Despite an eerie slating next to Karl-Anthony Towns, the Gobert acquisition would have made more sense in the latter half of their continuity. Edwards still has blossoming to do through playoff reps and battle tests before he can drive the ship and will his team through postseason wars. Though he has proven to be box-office, one of the elite two-way talents in the league, there are still numerous All-NBA bosses and contenders in the way of the Wolves.
Retaining Naz Reid surely does not hurt, if you like the team’s format and style, that is. They inked subsidiary depth-fillers in Shake Milton and Troy Brown Jr. There were more leaders or vets on the market that could have brought more adulthood to the locker room or amplified the rotation. Minnesota did incorporate Mike Conley into the mix in February, igniting some previous chemistry that was built with him and Gobert in Utah, but they only finished with a .500 second half.

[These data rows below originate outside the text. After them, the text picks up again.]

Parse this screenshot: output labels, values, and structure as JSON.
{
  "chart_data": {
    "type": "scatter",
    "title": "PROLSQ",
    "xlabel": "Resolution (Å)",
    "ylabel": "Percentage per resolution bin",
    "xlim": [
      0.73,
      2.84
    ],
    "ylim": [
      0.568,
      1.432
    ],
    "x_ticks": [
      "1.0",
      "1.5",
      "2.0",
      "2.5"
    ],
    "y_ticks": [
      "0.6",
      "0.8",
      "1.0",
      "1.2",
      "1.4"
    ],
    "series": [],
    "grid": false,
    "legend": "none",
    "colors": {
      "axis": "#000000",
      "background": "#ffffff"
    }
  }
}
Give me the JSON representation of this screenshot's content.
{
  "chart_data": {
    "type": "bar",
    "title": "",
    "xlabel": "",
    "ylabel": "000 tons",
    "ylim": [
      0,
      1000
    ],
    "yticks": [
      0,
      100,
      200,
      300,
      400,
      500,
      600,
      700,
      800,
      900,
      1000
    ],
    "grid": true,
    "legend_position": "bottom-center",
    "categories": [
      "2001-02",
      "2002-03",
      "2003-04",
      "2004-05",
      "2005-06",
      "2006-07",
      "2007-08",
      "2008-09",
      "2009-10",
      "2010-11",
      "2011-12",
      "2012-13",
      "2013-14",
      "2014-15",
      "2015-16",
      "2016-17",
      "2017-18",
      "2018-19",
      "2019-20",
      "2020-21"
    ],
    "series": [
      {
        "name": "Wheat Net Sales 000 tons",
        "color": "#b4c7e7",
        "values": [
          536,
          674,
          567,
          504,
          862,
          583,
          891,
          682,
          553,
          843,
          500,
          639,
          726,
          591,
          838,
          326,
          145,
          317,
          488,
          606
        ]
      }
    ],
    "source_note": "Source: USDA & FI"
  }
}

There is just not much of a ceiling for the Timberwolves with the current landscape of the league, let alone the west, as fans’ petitions have floated around directing Town’s future. Edwards’ first All-NBA campaign could be on the cusp, but is it as significant a leap that it boosts Minnesota that much beyond the premature playoff stages? There is a good chance the Timberwolves will not be a contender yet.